$$\rightleftharpoonup{xx}$$
$$\longleftharp{xx}$$,
$$\longrightharp{xx}$$,
Динамика наночастиц (NPs) на мембране тесно связана с клеточным процессом поглощения, который необходим для понимания клеточных функций, вирусных или бактериальных инфекций и развития искусственных нанометических систем доставки1,2. Техника отслеживания отдельных частиц (SPT) является надежным инструментом для характеристики неоднородного поведения NPs3,4. В целом, клеточная мембрана является жидкой, что означает, что такие компоненты, как белки и липиды могут двигаться боково вплазменной мембране плоскости 5,6,7. Spatiotemporal сложность мембраны организации и структуры может привести к spatiotemporal неоднородность взаимодействия между NPs и мембраны. Следовательно, прямая визуализация движения NPs на мембране требует как высокого пространственного, так и временного разрешения.

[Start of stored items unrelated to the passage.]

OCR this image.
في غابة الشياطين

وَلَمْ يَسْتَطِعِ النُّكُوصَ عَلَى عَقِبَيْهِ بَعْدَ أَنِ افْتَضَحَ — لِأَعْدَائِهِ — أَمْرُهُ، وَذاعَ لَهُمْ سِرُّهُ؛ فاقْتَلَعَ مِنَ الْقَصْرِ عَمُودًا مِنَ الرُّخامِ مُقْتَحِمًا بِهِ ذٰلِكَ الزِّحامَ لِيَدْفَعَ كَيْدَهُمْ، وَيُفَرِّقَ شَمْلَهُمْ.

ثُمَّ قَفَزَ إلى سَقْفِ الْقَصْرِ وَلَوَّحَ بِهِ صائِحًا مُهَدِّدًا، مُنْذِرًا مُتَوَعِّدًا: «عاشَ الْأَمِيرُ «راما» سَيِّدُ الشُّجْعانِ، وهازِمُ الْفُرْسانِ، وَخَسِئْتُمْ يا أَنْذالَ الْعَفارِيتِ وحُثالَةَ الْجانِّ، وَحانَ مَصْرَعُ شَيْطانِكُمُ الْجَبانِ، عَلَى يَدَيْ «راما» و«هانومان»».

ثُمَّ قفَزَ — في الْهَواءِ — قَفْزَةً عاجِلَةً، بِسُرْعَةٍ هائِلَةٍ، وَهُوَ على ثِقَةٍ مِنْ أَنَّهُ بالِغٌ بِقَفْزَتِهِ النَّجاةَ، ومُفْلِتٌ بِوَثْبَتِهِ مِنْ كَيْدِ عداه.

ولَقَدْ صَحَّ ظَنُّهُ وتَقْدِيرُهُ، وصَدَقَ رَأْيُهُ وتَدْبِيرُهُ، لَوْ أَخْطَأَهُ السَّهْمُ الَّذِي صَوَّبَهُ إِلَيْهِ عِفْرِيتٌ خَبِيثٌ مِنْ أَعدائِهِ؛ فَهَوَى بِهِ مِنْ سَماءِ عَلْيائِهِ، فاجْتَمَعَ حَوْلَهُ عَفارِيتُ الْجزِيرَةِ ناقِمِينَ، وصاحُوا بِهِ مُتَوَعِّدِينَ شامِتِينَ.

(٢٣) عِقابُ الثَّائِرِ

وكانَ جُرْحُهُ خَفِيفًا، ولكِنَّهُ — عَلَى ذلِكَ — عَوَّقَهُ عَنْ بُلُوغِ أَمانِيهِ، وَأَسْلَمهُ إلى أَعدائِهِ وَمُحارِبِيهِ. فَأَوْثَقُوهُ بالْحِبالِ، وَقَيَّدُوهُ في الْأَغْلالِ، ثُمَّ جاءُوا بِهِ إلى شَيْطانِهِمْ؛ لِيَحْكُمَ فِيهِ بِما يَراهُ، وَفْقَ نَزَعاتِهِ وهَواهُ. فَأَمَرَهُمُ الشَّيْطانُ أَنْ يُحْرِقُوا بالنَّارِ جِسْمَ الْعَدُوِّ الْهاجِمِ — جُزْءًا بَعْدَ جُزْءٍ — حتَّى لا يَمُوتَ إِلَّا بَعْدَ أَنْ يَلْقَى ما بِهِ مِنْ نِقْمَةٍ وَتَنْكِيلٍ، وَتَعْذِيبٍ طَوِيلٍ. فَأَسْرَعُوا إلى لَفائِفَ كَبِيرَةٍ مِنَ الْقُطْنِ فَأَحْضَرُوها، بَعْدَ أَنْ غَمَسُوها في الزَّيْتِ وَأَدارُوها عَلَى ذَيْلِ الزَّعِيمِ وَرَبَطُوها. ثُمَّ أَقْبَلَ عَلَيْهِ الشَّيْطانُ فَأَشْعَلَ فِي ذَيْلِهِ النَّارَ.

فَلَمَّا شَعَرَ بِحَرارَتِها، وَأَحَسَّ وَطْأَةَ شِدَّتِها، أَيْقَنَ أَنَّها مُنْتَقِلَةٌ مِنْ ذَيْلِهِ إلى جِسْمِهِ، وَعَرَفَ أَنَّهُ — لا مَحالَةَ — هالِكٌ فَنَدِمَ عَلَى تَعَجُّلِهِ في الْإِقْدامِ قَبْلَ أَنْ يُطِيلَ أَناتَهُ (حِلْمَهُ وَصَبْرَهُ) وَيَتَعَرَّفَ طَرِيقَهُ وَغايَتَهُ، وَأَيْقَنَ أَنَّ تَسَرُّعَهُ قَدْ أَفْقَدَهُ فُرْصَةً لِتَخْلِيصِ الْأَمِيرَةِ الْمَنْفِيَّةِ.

Микроскопия слежения за отдельными частицами, которая отслеживает локализацию отдельных частиц в живых клетках с пространственным разрешением в десятки нанометров и разрешением времени миллисекунд, была хорошо разработана для изучения NPs или мембранных молекулдинамики 8,9. Флуоресценция основе микроскопических методов визуализации стали ценными инструментами для наблюдения NPs /молекулы в среде живых клеток 9,10,11,12. Например, общая внутренняя флуоресцентная микроскопия отражения, которая изображения тонких слоев (100 нм) образца на подложке / раствор интерфейс с высоким spatiotemporal разрешение широко используется в исследованиях мембранных молекулдинамики 13,14. Тем не менее, присущие недостатки одиночных флюорофоров, таких как низкая интенсивность и быстрое необратимое фотоотлив снижают точность и продолжительность отслеживания13. Таким образом, нефлуоресцентные плазмонные NPs, которые заменяют флуоресцентные зонды, привлекают все больше и больше внимания в долгосрочных исследованиях изображений из-за их уникальныхоптических характеристик 15. На основе рассеяния сигналов плазмонные зонды NP, несколько видов оптических микроскопических технологий визуализации были использованы для изучения механизма биологических процессов, таких как темно-полевой микроскопии (DFM)16, интерферометрические рассеяния (iSCAT)микроскопии 17 и дифференциального вмешательства контрастной микроскопии (DICM)18. Кроме того, динамику движения и вращения AUNRs можно получить с помощью DFM и DICM18,19,20,21,22. Как правило, в эксперименте SPT движение объекта записывается оптическим микроскопом, а затем анализируется методами анализа SPT3. Решенные по времени траектории и ориентационные углы, генерируемые отдельными NPs, как правило, стохастичны и неоднородны, поэтому необходимо представить обильную динамическую информацию с помощью различных методов анализа.
Здесь мы предоставляем интегрированный протокол, который отслеживает динамику AUNRs на клеточной мембране с помощью DFM, извлекает расположение и ориентацию AuNRs с ImageJ и MATLAB и характеризует распространение AuNRs с методами анализа SPT. В качестве демонстрации мы показываем здесь, как использовать протокол SPT для визуализации динамики неизмененных AuNRs (CTAB-AuNRs, синтезированных cetyltrimethylammonium молекулы бромида аммония в качестве защитного агента) на мембране клеток U87 MG. Было продемонстрировано, что CTAB-AuNRs может адсорбировать белки в биологической среде, двигаться по клеточной мембране, а затемвойти в клетки 2,20,22. Клетка U87 MG является наиболее распространенной и злокачественной опухолью центральной нервной системы, а ее мембранные рецепторы аномально выражены. Мембранные рецепторы могут взаимодействовать с белками на AUNRs, которые влияют на динамику AUNRs. Наш протокол, как правило, применим к другим экспериментам SPT в области биологии.